L’insufficienza coronarica può tradursi in una serie di sintomi tipici, che non lasciano dubbi riguardo alla diagnosi. Quest’ultima è poi confermata da alcuni esami complementari: elettrocardiografia, se si sospetta un infarto del miocardio, misurazione dei livelli ematici di creatinchinasi e delle transaminasi ALT e AST (enzimi prodotti dalla zona del miocardio colpita da necrosi). Un malato soggetto a crisi intermittenti di angina pectoris deve essere monitorato con esami elettrocardiografici, praticati sia a riposo sia durante attività fisica (prove da sforzo alla cyclette o al tapis roulant).
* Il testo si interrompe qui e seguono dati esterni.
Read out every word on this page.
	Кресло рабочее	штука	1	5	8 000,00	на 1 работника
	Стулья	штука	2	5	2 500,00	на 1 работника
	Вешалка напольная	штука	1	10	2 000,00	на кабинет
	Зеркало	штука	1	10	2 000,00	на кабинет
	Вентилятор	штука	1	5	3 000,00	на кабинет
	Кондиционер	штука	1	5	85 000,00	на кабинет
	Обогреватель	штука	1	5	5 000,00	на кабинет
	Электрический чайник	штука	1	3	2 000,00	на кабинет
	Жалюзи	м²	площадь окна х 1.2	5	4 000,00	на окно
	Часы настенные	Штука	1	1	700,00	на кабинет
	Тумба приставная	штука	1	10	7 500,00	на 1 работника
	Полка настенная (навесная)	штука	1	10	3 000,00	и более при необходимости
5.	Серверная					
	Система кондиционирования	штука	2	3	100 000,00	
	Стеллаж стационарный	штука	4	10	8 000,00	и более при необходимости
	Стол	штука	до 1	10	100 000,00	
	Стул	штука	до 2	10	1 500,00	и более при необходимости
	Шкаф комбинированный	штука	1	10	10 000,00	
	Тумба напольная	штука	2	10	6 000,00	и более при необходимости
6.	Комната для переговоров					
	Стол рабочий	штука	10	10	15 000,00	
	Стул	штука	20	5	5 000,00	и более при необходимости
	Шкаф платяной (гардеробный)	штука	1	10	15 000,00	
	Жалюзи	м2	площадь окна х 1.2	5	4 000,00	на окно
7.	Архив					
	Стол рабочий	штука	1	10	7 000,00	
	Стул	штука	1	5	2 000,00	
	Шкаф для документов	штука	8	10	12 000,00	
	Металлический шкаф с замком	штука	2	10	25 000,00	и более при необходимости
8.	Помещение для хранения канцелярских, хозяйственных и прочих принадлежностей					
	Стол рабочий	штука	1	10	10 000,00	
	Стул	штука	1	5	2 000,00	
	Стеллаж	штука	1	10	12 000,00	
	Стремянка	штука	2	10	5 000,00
Se l’angina pectoris è frequente e invalidante, se le sue caratteristiche si modificano nel tempo o se è di recente insorgenza, lo stato del paziente può essere valutato con l’imaging cardiaco: l’angiografia coronarica, o coronarografia (radiografia previa iniezione di una sostanza radiopaca nelle coronarie), fornisce dati precisi e dettagliati riguardo alla sede delle stenosi (restringimenti o occlusioni) coronariche e alle eventuali lesioni miocardiche associate. Questi dati permettono di scegliere il miglior trattamento, medico o chirurgico.


Trattamento

L’angina pectoris trae beneficio da tutta la gamma dei farmaci che migliorano la circolazione coronarica o riducono il lavoro del cuore durante l’attività fisica: tra questi, la nitroglicerina e altri nitroderivati, i b-bloccanti, i vasodilatatori e i calcioantagonisti. In caso di insufficienza cardiaca, i vasodilatatori (ACE-inibitori) possono ottimizzare le performance cardiache. Se il trattamento medico non dà risultati o se sussistono lesioni molto gravi delle arterie coronarie, si può migliorare l’irrorazione del miocardio con un bypass aortocoronarico o un’angioplastica transluminale percutanea (dilatazione mediante palloncino della coronaria stenotica). L’infarto del miocardio è un’emergenza da affrontare in ambiente ospedaliero, somministrando trombolitici nel tentativo di sciogliere i trombi o, di preferenza, dilatando l’arteria responsabile con l’angioplastica.


Prognosi

Una volta che i sintomi si sono instaurati, il trattamento può fare molto per evitare che si aggravino. Dalle statistiche relative ai pazienti sottoposti a bypass aortocoronarico emerge che l’80-90% è ancora vivo 5 anni dopo l’intervento. Il tasso di sopravvivenza è anche migliore quando la malattia è in fase iniziale, perché in tal caso è richiesto solo un trattamento medico, e risulta nettamente più elevato nei pazienti che smettono di fumare.